Going to Walden by Mary Oliver
Photo by Debbie Hudson @hudsoncrafted
I have a friend from way back who used to counter my in-the-future-it-will-be-better energy with a “I can be happy anywhere” response. I think part of it is that she was just wired that way. But I also think the death of her mother when she was a young adult taught her to be happy with the life she had rather than the future life she was trying to make. She learned early that there are no guarantees.
I feel like I am only learning that now well into my 60’s. Quite honestly, it was the reality of aging that did it to me. I finally hit a spot where I found myself thinking, “I don’t want to come to the end of my life realizing that I spent it looking for happiness in some imagined future. I better start learning to be happy with where my life is now.”
I do think that there are a few rare people who set their minds on a picture of future happiness and partly by hard work and largely by luck they achieve it. If you are one of those, all I can say, “Good on you!” But for most of us our reality often falls short of our dreams and expectations. No one goes into life hoping for illnesses, sudden losses, betrayals, layoffs, grief, natural disasters, bankruptcies, etc.
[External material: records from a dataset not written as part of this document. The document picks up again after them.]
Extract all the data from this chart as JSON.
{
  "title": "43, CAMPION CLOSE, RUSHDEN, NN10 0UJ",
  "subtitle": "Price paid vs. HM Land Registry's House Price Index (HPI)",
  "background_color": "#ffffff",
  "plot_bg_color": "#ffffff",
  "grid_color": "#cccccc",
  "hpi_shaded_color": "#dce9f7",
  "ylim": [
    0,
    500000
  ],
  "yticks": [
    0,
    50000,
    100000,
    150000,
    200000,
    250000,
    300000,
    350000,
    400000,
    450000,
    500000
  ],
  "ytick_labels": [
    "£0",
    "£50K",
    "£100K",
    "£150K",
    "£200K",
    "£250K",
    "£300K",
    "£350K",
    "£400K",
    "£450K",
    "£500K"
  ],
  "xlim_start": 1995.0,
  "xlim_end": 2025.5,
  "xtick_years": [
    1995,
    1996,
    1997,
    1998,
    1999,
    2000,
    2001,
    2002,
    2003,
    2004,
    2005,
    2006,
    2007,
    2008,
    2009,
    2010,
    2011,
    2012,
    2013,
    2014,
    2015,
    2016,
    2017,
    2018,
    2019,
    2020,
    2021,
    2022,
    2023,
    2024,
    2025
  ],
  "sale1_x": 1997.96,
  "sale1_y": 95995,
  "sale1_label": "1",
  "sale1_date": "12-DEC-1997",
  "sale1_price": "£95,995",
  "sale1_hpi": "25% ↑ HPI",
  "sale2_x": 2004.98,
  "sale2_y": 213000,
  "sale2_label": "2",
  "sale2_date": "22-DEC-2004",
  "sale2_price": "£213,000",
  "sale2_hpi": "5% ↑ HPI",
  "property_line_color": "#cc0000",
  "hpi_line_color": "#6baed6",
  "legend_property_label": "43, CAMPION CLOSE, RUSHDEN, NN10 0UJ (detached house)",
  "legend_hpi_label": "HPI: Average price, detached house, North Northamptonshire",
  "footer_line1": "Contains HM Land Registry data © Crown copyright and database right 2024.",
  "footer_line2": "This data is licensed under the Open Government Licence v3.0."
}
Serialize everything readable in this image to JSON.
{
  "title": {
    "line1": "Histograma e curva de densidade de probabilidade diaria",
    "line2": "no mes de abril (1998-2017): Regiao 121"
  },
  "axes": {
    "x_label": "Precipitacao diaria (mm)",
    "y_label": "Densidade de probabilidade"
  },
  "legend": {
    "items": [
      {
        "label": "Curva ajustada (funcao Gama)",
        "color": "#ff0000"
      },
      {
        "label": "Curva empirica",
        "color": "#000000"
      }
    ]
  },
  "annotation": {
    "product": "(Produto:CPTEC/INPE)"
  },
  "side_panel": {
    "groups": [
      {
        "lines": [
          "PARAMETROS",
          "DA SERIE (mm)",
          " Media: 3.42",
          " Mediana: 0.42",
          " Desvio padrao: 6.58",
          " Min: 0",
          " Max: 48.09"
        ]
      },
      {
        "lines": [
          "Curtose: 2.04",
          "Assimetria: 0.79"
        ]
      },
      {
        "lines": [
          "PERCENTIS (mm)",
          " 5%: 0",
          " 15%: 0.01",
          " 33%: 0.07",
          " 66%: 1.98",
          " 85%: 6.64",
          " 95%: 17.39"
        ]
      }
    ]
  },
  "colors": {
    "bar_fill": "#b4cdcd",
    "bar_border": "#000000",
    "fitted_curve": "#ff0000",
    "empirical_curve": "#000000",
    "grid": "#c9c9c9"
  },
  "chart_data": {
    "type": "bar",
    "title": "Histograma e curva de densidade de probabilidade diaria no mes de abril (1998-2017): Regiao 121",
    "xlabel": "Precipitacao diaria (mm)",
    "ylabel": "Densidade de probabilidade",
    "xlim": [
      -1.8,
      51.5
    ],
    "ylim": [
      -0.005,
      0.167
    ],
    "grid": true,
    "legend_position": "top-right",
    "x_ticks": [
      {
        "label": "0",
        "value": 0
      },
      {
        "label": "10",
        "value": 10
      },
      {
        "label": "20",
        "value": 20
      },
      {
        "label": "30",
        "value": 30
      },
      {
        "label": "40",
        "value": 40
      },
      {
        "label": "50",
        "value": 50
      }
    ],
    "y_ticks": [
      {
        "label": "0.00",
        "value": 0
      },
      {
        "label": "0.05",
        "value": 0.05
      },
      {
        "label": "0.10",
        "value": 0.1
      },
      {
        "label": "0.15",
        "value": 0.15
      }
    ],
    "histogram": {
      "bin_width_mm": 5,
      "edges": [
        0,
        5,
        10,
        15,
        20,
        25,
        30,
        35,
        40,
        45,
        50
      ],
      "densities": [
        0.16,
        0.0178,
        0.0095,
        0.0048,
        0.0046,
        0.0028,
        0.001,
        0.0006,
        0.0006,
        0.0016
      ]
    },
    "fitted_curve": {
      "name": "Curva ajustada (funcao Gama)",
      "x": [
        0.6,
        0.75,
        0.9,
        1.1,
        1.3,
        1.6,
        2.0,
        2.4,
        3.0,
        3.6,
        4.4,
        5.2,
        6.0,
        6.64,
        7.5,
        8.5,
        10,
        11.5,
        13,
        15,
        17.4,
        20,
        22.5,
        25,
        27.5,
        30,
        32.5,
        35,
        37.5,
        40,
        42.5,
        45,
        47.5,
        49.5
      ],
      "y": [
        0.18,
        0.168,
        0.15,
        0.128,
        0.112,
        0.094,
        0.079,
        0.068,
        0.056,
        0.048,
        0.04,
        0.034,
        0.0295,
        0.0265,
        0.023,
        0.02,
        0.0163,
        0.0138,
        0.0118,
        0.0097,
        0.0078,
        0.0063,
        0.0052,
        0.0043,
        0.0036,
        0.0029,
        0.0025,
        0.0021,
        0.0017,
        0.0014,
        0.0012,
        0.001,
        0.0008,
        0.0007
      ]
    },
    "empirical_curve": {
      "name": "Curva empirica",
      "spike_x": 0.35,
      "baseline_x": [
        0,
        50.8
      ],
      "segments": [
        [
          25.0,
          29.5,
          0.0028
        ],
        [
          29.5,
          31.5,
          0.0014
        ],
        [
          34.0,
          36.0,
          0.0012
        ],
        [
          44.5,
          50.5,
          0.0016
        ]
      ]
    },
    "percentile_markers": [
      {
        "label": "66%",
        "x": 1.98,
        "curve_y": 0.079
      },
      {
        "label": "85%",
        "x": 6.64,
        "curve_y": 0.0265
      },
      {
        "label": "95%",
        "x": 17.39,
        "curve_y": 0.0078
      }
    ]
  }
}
The fact is all of those are a normal part of life.
But whatever life we currently have is the life we have. It might get better. It might get worse. But the future doesn’t really matter. What we have now is all we have for this moment. There may be hopes, but what is real is where we are now, what we have now and how we feel now.
Quite honestly, it is a tough lesson for some of us.
Sit quietly. Breathe and get in touch with what you are thinking and feeling right now. As much as you can, simply accept whatever you are thinking and feeling rather than censoring it, fighting it or judging it. Simply notice it. Ponder these questions:
What are the gifts of your life right now?
What are the challenges and burdens of your life right now?
If nothing were to change could you accept your life as it is right now? What feelings would emerge with that acceptance?
What might you be missing right now by focusing on your future happiness?
Can you maintain your hope for a different future and gratitude for the present all at the same time?